The Tods were far ahead of their time in recognizing and advancing the careers of talented women, and their connections to trailblazing women were not limited to the Innis Arden Cottage. At the time they were developing Innis Arden it would have been typical to hire one of the top male landscape architects of the era, such as Charles A. Platt, Frederick Law Olmstead or Calvert Vaux, to lay out the landscaping and gardens for such a significant estate. Instead the Tods hired Marian Cruger Coffin, who at the time was a young woman in her 30s in the early years of her career. Coffin designed the walled “‘seaside garden” that is located above the Chimes Building and that is now maintained by the Knollwood Garden Club. Today Coffin is lauded as a “groundbreaker” and considered among the first great female landscape architects in America – in 2014 she was featured in the New York Botanical Garden exhibition, “Groundbreakers: Great American Gardens and the Women Who Designed Them”. Coffin’s work is considered brilliant, and among her most famous commissions were the gardens at Winterthur, the Henry du Pont estate in Wilmington, Delaware. Coffin served for 34 years as the University of Delaware’s chief landscape architect.

It is striking to reflect on the extraordinary connections to Greenwich Point that were shared by dynamic women who were pioneers in their fields. And it’s also worth noting that in recent times many accomplished women have made their mark on Greenwich Point. For example, when the town purchased Greenwich Point in the 1940s, Old Greenwich resident and conservationist Helen Binney Kitchel spearheaded the first citizens’ stewardship organization, which was called the Greenwich Point Committee. In 1959 the “Anniversary Holly Grove” at Greenwich Point was dedicated to Helen and her husband, Alan, on their 50th wedding anniversary. More recently, when the Innis Arden Cottage was being restored and repurposed as an environmental education center, State Representative Livvy Floren was a critical supporter of that effort, and the center at the Cottage is now known as the “Floren Family Environmental Center at Innis Arden Cottage”, in honor of Livvy and her family. Similarly, when the Greenwich Point Conservancy completed the restoration and repurposing of the Old Barn, it was dedicated as the “Sue H. Baker Pavilion at the Old Barn”, in recognition of Susie’s prominent role in Greenwich as an environmentalist, conservationist, preservationist and teacher (also many of us think of Susie as the “Mayor of Greenwich Point”!)

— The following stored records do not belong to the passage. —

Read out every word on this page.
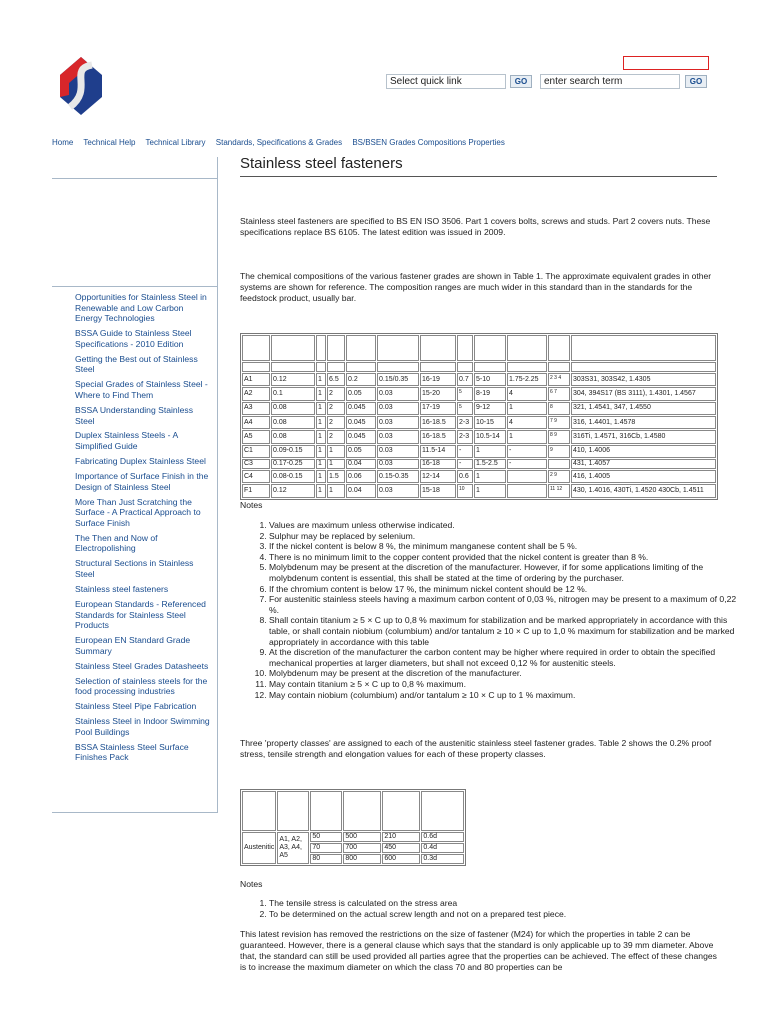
Select quick link	GO	enter search term	GO
Home Technical Help Technical Library Standards, Specifications & Grades BS/BSEN Grades Compositions Properties
Opportunities for Stainless Steel in Renewable and Low Carbon Energy Technologies
BSSA Guide to Stainless Steel Specifications - 2010 Edition
Getting the Best out of Stainless Steel
Special Grades of Stainless Steel - Where to Find Them
BSSA Understanding Stainless Steel
Duplex Stainless Steels - A Simplified Guide
Fabricating Duplex Stainless Steel
Importance of Surface Finish in the Design of Stainless Steel
More Than Just Scratching the Surface - A Practical Approach to Surface Finish
The Then and Now of Electropolishing
Structural Sections in Stainless Steel
Stainless steel fasteners
European Standards - Referenced Standards for Stainless Steel Products
European EN Standard Grade Summary
Stainless Steel Grades Datasheets
Selection of stainless steels for the food processing industries
Stainless Steel Pipe Fabrication
Stainless Steel in Indoor Swimming Pool Buildings
BSSA Stainless Steel Surface Finishes Pack
Stainless steel fasteners
Stainless steel fasteners are specified to BS EN ISO 3506. Part 1 covers bolts, screws and studs. Part 2 covers nuts. These specifications replace BS 6105. The latest edition was issued in 2009.
The chemical compositions of the various fastener grades are shown in Table 1. The approximate equivalent grades in other systems are shown for reference. The composition ranges are much wider in this standard than in the standards for the feedstock product, usually bar.

A1	0.12	1	6.5	0.2	0.15/0.35	16-19	0.7	5-10	1.75-2.25	$^{2 3 4}$	303S31, 303S42, 1.4305
A2	0.1	1	2	0.05	0.03	15-20	$^5$	8-19	4	$^{6 7}$	304, 394S17 (BS 3111), 1.4301, 1.4567
A3	0.08	1	2	0.045	0.03	17-19	$^5$	9-12	1	$^8$	321, 1.4541, 347, 1.4550
A4	0.08	1	2	0.045	0.03	16-18.5	2-3	10-15	4	$^{7 9}$	316, 1.4401, 1.4578
A5	0.08	1	2	0.045	0.03	16-18.5	2-3	10.5-14	1	$^{8 9}$	316Ti, 1.4571, 316Cb, 1.4580
C1	0.09-0.15	1	1	0.05	0.03	11.5-14	-	1	-	$^9$	410, 1.4006
C3	0.17-0.25	1	1	0.04	0.03	16-18	-	1.5-2.5	-		431, 1.4057
C4	0.08-0.15	1	1.5	0.06	0.15-0.35	12-14	0.6	1		$^{2 9}$	416, 1.4005
F1	0.12	1	1	0.04	0.03	15-18	$^{10}$	1		$^{11 12}$	430, 1.4016, 430Ti, 1.4520 430Cb, 1.4511
Notes
1. Values are maximum unless otherwise indicated.
2. Sulphur may be replaced by selenium.
3. If the nickel content is below 8 %, the minimum manganese content shall be 5 %.
4. There is no minimum limit to the copper content provided that the nickel content is greater than 8 %.
5. Molybdenum may be present at the discretion of the manufacturer. However, if for some applications limiting of the molybdenum content is essential, this shall be stated at the time of ordering by the purchaser.
6. If the chromium content is below 17 %, the minimum nickel content should be 12 %.
7. For austenitic stainless steels having a maximum carbon content of 0,03 %, nitrogen may be present to a maximum of 0,22 %.
8. Shall contain titanium ≥ 5 × C up to 0,8 % maximum for stabilization and be marked appropriately in accordance with this table, or shall contain niobium (columbium) and/or tantalum ≥ 10 × C up to 1,0 % maximum for stabilization and be marked appropriately in accordance with this table
9. At the discretion of the manufacturer the carbon content may be higher where required in order to obtain the specified mechanical properties at larger diameters, but shall not exceed 0,12 % for austenitic steels.
10. Molybdenum may be present at the discretion of the manufacturer.
11. May contain titanium ≥ 5 × C up to 0,8 % maximum.
12. May contain niobium (columbium) and/or tantalum ≥ 10 × C up to 1 % maximum.
Three 'property classes' are assigned to each of the austenitic stainless steel fastener grades. Table 2 shows the 0.2% proof stress, tensile strength and elongation values for each of these property classes.

Austenitic	A1, A2, A3, A4, A5	50	500	210	0.6d
		70	700	450	0.4d
		80	800	600	0.3d
Notes
1. The tensile stress is calculated on the stress area
2. To be determined on the actual screw length and not on a prepared test piece.
This latest revision has removed the restrictions on the size of fastener (M24) for which the properties in table 2 can be guaranteed. However, there is a general clause which says that the standard is only applicable up to 39 mm diameter. Above that, the standard can still be used provided all parties agree that the properties can be achieved. The effect of these changes is to increase the maximum diameter on which the class 70 and 80 properties can be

Elizabeth Winthrop Feake, Anya Seaton, KC Budd, Bertha Potter Boeing, Anna Maxwell, Marion Cruger Coffin, Helen Binney Kitchel, Livvy Floren, Susie Baker, Davidde Strackbein, Anne Young – these are just some of the many dynamic women who have been instrumental in creating, understanding, shaping, preserving and protecting Greenwich Point. It is fitting that we recognize and celebrate the work of all of these trailblazing women – past and present – during Women’s History Month.